With a shared interest in improving risk adjustment for high-risk/high-need Medicare beneficiaries, the National PACE Association (NPA),the Special Needs Plan (SNP) Alliance and the Association of Community Affiliated Plans (ACAP) convened a workgroup of experts on payment and risk-adjustment on October 16, 2013. The objectives of the workgroup were to: (1) review the characteristics of the current Medicare risk adjustment model and the accuracy with which it predicts payments for high-risk/high-need subgroups of Medicare beneficiaries; (2) suggest opportunities for improvements to the model resulting in more accurate payments for these subgroups; and (3) identify strategies for implementing improvements to risk adjustment through research, policy analysis and
regulatory and legislative advocacy.

Health plan and provider organization members of the SNP Alliance, NPA and ACAP enroll, either exclusively or in disproportionately large numbers, individuals who are characterized as being high-risk/high need. In general, these are Medicare and MedicareMedicaid dual eligible beneficiaries with serious and multiple chronic conditions including both physical and mental illnesses. In many cases, they also require long term services and supports due to physical and/or cognitive disabilities. Additionally, because a large majority of these beneficiaries are dual eligible, they are characterized by lowincome and have related socio-economic risk factors often correlated with poor health.
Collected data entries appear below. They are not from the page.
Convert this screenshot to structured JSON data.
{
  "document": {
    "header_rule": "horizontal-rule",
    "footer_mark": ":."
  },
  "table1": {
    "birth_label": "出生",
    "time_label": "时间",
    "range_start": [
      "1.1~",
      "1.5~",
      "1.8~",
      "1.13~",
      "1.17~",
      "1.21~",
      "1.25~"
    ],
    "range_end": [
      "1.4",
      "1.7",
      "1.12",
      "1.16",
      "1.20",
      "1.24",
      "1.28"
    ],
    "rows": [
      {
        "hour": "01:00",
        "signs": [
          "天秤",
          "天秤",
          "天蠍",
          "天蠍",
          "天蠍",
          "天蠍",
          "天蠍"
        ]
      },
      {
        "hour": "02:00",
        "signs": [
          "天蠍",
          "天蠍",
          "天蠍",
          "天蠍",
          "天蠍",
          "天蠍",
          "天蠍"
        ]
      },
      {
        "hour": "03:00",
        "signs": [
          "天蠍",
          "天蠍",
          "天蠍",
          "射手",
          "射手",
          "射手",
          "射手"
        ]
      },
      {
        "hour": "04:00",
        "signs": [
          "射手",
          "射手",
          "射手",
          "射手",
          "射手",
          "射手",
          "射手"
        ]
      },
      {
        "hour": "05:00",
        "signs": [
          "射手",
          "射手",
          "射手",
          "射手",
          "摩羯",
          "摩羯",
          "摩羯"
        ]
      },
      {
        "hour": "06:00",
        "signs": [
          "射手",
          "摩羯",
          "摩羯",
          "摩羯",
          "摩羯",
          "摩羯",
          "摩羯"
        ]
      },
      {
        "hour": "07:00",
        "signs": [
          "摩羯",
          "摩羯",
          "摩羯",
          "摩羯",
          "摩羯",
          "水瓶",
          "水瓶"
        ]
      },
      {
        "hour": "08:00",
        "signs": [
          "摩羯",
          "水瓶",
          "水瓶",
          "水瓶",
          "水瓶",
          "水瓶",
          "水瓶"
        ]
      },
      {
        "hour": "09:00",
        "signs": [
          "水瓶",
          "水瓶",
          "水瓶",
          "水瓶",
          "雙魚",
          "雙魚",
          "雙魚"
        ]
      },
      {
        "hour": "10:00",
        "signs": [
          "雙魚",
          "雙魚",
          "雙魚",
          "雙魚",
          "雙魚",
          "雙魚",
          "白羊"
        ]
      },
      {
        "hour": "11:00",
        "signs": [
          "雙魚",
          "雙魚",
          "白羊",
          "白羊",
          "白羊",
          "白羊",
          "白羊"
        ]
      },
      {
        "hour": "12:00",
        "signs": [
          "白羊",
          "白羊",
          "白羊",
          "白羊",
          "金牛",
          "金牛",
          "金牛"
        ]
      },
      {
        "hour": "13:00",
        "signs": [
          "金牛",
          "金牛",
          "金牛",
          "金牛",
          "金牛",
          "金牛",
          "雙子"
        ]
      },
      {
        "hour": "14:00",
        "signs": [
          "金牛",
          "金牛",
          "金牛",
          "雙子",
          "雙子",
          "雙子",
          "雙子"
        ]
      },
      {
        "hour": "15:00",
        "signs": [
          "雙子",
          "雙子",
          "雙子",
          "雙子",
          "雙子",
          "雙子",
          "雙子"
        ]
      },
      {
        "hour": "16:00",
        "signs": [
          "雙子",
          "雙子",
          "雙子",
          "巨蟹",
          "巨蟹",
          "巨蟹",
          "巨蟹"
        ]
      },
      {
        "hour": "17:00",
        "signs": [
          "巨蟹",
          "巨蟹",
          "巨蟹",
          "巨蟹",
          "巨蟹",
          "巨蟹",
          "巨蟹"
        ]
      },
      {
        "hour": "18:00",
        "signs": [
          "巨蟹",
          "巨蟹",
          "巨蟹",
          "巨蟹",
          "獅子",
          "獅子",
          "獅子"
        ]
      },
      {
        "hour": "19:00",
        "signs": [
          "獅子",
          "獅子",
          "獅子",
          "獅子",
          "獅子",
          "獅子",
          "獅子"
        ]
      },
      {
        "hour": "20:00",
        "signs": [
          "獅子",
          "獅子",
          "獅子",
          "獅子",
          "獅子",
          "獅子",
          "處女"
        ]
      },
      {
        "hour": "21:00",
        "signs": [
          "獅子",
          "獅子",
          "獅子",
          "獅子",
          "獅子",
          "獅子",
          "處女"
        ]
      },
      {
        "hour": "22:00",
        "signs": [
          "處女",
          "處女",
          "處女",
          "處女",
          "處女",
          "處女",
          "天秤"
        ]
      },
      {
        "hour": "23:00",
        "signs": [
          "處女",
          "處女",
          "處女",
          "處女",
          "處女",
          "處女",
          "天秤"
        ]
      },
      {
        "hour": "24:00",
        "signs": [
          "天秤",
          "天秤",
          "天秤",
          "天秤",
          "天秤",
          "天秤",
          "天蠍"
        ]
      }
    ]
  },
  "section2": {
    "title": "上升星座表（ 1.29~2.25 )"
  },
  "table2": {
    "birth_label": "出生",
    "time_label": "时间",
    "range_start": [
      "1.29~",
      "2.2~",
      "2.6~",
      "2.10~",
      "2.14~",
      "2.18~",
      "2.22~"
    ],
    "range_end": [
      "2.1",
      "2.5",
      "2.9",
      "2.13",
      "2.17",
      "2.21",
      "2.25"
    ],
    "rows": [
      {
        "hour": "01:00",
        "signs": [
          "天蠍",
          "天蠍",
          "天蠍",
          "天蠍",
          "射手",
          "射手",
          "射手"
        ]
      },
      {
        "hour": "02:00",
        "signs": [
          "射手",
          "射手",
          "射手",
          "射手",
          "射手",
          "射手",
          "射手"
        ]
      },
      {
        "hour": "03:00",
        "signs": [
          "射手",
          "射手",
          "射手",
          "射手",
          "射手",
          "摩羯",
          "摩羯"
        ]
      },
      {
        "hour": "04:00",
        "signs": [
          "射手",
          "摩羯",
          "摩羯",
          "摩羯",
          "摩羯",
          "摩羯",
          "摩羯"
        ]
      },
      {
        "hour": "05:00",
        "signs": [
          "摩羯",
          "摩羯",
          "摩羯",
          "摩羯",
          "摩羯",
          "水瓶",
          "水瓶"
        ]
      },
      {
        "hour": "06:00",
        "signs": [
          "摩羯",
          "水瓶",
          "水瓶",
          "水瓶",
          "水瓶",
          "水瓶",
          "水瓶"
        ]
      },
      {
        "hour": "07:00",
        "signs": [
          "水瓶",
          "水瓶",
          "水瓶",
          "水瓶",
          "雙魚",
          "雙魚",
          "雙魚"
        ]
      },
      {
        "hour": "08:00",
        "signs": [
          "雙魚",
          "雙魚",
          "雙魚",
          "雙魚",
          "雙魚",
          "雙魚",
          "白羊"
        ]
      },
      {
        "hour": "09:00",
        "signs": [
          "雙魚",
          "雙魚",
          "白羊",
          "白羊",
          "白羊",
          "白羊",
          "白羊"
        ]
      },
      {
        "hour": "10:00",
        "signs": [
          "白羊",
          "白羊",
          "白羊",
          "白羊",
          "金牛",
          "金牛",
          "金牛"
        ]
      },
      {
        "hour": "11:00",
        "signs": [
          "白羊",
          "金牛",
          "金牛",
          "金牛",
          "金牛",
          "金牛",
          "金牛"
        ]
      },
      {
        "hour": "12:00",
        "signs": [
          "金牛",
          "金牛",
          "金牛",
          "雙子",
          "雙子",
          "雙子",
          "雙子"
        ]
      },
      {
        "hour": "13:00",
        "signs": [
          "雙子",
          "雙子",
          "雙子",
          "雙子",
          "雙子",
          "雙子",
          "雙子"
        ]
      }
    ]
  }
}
Beneficiaries’ continued access to plans like PACE and SNPs that develop specialized care models in response to beneficiaries’ complex care needs depend on adequate reimbursement and, more specifically, accurate risk adjustment. While it may have been possible to absorb the effects of shortcomings in risk adjustment in the past, this is no longer possible with continued tightening of Medicare payment rates.

This report summarizes the workgroup’s discussion and identifies issues on which the group reached general consensus. It is meant to identify a range of options for improving risk adjustment for high-risk/high-need populations, and to assist NPA, the SNP Alliance and ACAP to prioritize future efforts in this area.